Oraya bir tek dava açan Kadıköy Belediyesi. Proje tam anlamıyla facia. Buraya verilen emsal 6. Arsa hazinesiydi ve yeşil alandı. Daha plan yok, Hazine diyor ki “Ben bu alanı ihaleye çıkardım. Herkes proje yapsın, getirsin.” Taş Yapı da çıkıp, diyorki “Ben buraya 4 tane 48 katlı bina öneriyorum.” Bunun aynısını ihale ediyor, şimdi git buna göre plan çıkart. Böyle bir şey olabilir mi? Bunu yapan Maliye ve yasaya tamamen aykırı. Bunu Kadıköy Belediye Başkanı yapsa, 7 yıl önce görevden alınmıştı. İdare Mahkemesi bir yürütme durdurma kararı verdi, temelde durdurduk. 60 gün sonra kendi lehlerine ikinci bilirkişi raporu alındı. İkinci rapora göre karar alınarak, devam ediyor.

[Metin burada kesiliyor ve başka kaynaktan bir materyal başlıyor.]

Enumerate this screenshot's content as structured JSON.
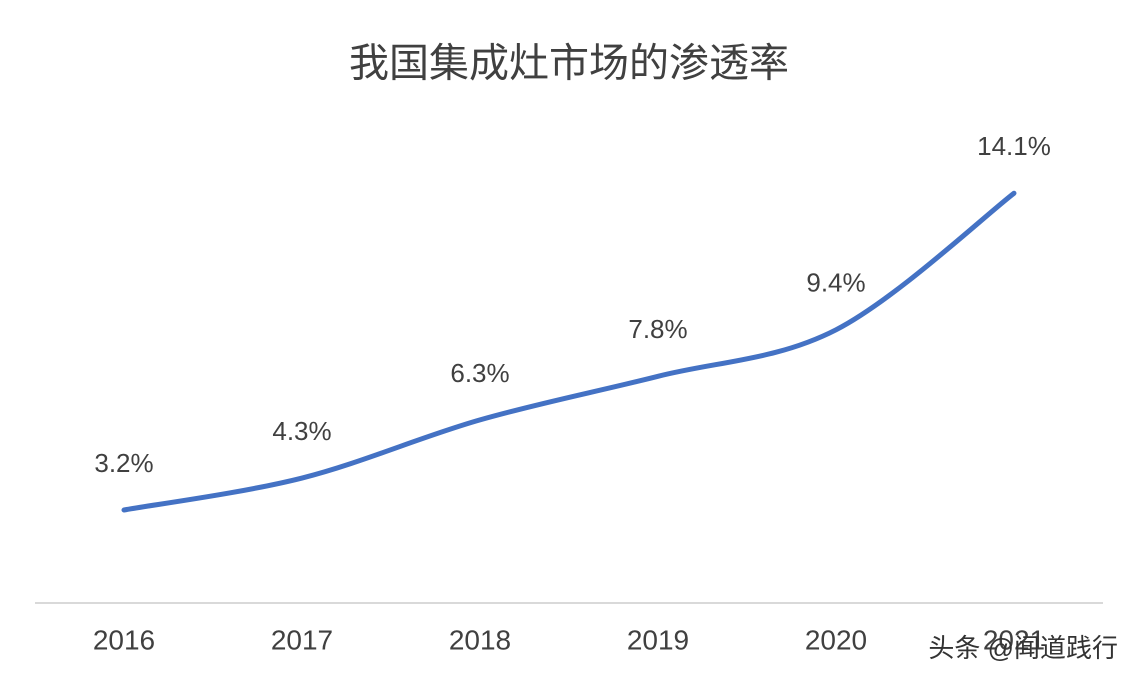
{
  "chart_data": {
    "type": "line",
    "title": "我国集成灶市场的渗透率",
    "categories": [
      "2016",
      "2017",
      "2018",
      "2019",
      "2020",
      "2021"
    ],
    "series": [
      {
        "color": "#4472c4",
        "values": [
          3.2,
          4.3,
          6.3,
          7.8,
          9.4,
          14.1
        ],
        "value_labels": [
          "3.2%",
          "4.3%",
          "6.3%",
          "7.8%",
          "9.4%",
          "14.1%"
        ]
      }
    ],
    "ylim": [
      0,
      16
    ],
    "smooth": true
  },
  "watermark": "头条 @闻道践行"
}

Sonuç olarak tüm bu olanlar karşısında ilçe belediyelerinin yurttaştan farkı yok. Yapabileceğimiz bir şey yok, bir tek dava açabiliyoruz. Ama şimdi İdare Mahkemesi, Danıştay da kalmadı. Sizi anlayacak bir yer yok açıkçası.
Dönüşüm haberleri tamamen bir spekülasyon. Çevre ve Şehircilik Bakanlığı’ndan yetki almış bir firma, kendi adını tanıtmak adına Bağdat Caddesi’ni kullandı. Sanki Bağdat Caddesi’ndeki binalar çürük, diğer yerler daha iyimiş gibi… Öyle bir şey yok. Firma kendine göre doğru bir yöntem takip edip, gazeteye yazmış. Bağdat Caddesi’ndeki binaların %80’i eski ise Suadiye’nin de %80’i eski. Ama risk, yıkılacak demek değildir.
Oraya kat verilmesine karşıyım. Bir tek ihtiyaçtan ötürü 15,5 metre yükseklik sınırı 17,5 metreye çıktı. Ama kat artışı olamaz. Bağdat Caddesi ekonomik olarak kendi kendini yenileyebilir.
Bisiklet yollarını biz değil, büyükşehir yapıyor. Dünyanın hiçbir yerinde yolun en soluna fiziken ayrılmadan gidiş – geliş bisiklet yolu yapılması görülmemiştir. Çok tehlikeli. Bisiklet yolu doğru ama yapımı yanlış.
Tasarım Atölyesi kurmamızın temel nedeni, tasarım konusunda zayıf olmamız. Kentin belli bölgelerini tasarlayamıyoruz. Yapsak bile lokal oluyor, çevresi ile tasarlamak, tartışmak lazım. Çalışmak istiyorsanız buyrun gelin, hep beraber düzeltelim. Kent hepimizin, katkılara her zaman açığız.